O suspeito foi autuado em flagrante por receptação, adulteração de sinais identificadores de veículos e associação criminosa.
Segundo as investigações da 1ª Delegacia Especializada em Investigação a Furto e Roubo de Veículos Automotores, os dois imóveis, sendo um em Betim e outro em Igarapé, funcionavam de forma integrada dentro da estrutura criminosa. No galpão localizado em Igarapé, os policiais encontraram três veículos furtados sendo desmontados, além de quatro motores com registro de furto e diversas peças sem identificação.

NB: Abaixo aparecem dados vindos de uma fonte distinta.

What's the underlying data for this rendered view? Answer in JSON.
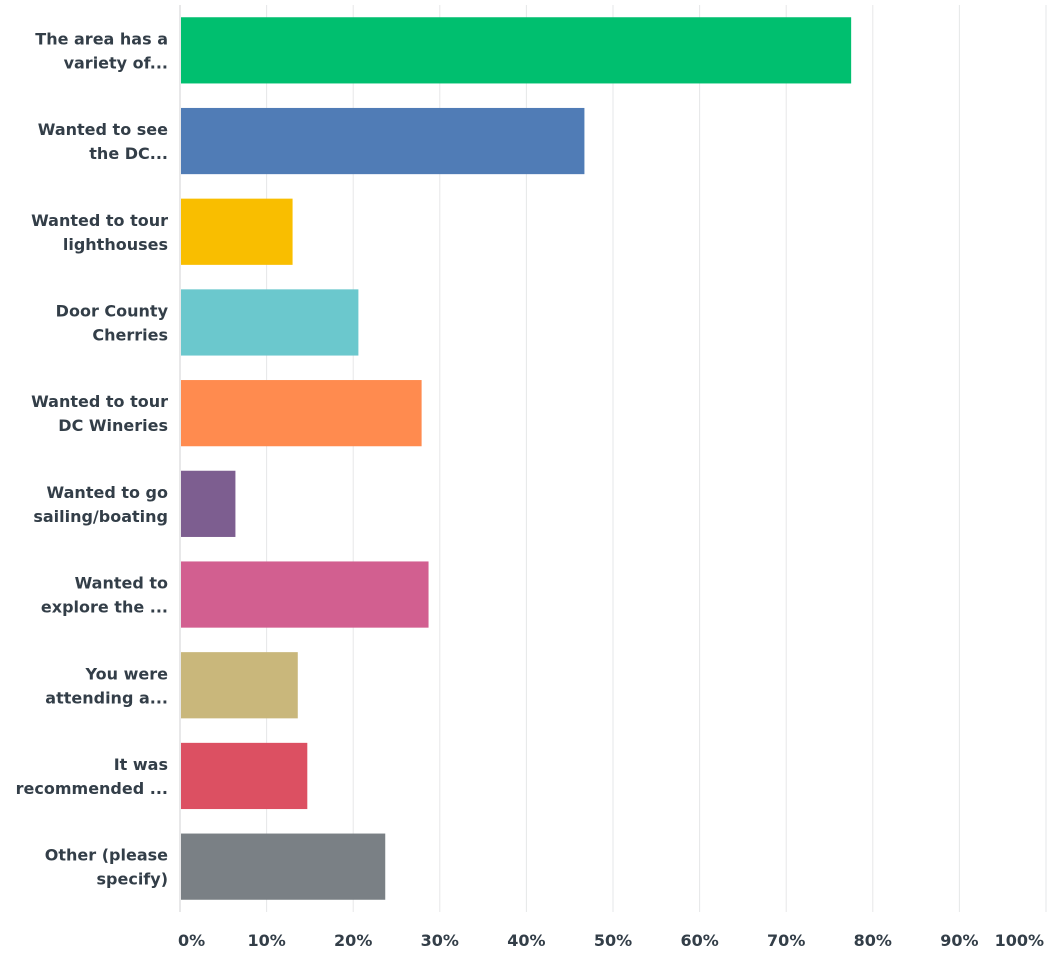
{
  "chart_data": {
    "type": "bar",
    "orientation": "horizontal",
    "categories": [
      [
        "The area has a",
        "variety of..."
      ],
      [
        "Wanted to see",
        "the DC..."
      ],
      [
        "Wanted to tour",
        "lighthouses"
      ],
      [
        "Door County",
        "Cherries"
      ],
      [
        "Wanted to tour",
        "DC Wineries"
      ],
      [
        "Wanted to go",
        "sailing/boating"
      ],
      [
        "Wanted to",
        "explore the ..."
      ],
      [
        "You were",
        "attending a..."
      ],
      [
        "It was",
        "recommended ..."
      ],
      [
        "Other (please",
        "specify)"
      ]
    ],
    "values": [
      77.5,
      46.7,
      13.0,
      20.6,
      27.9,
      6.4,
      28.7,
      13.6,
      14.7,
      23.7
    ],
    "colors": [
      "#00bf6f",
      "#507cb6",
      "#f9be00",
      "#6bc8cd",
      "#ff8b4f",
      "#7d5e90",
      "#d25f90",
      "#c9b77b",
      "#dc5062",
      "#7a8085"
    ],
    "xlim": [
      0,
      100
    ],
    "x_ticks": [
      "0%",
      "10%",
      "20%",
      "30%",
      "40%",
      "50%",
      "60%",
      "70%",
      "80%",
      "90%",
      "100%"
    ],
    "grid": true,
    "title": "",
    "xlabel": "",
    "ylabel": ""
  }
}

Já em Betim, onde funcionava um comércio de peças usadas, os investigadores localizaram componentes compatíveis com os veículos apreendidos no galpão. A suspeita é de que o estabelecimento fosse utilizado para a venda das peças retiradas dos automóveis furtados.
Durante a operação, a equipe policial também identificou dois veículos estacionados no local com a mesma placa de identificação, situação que caracteriza adulteração de sinal identificador veicular. Conforme a Polícia Civil, os automóveis seriam usados no transporte das peças desmontadas para distribuição comercial.
O homem preso é apontado como proprietário da empresa em Betim, responsável pelos veículos adulterados, e pelo galpão em Igarapé. De acordo com a polícia, ele já responde a outros sete inquéritos pelos crimes de receptação e adulteração de sinais identificadores de veículos.
A Polícia Civil informou ainda que as investigações continuam para identificar outros possíveis envolvidos no esquema criminoso.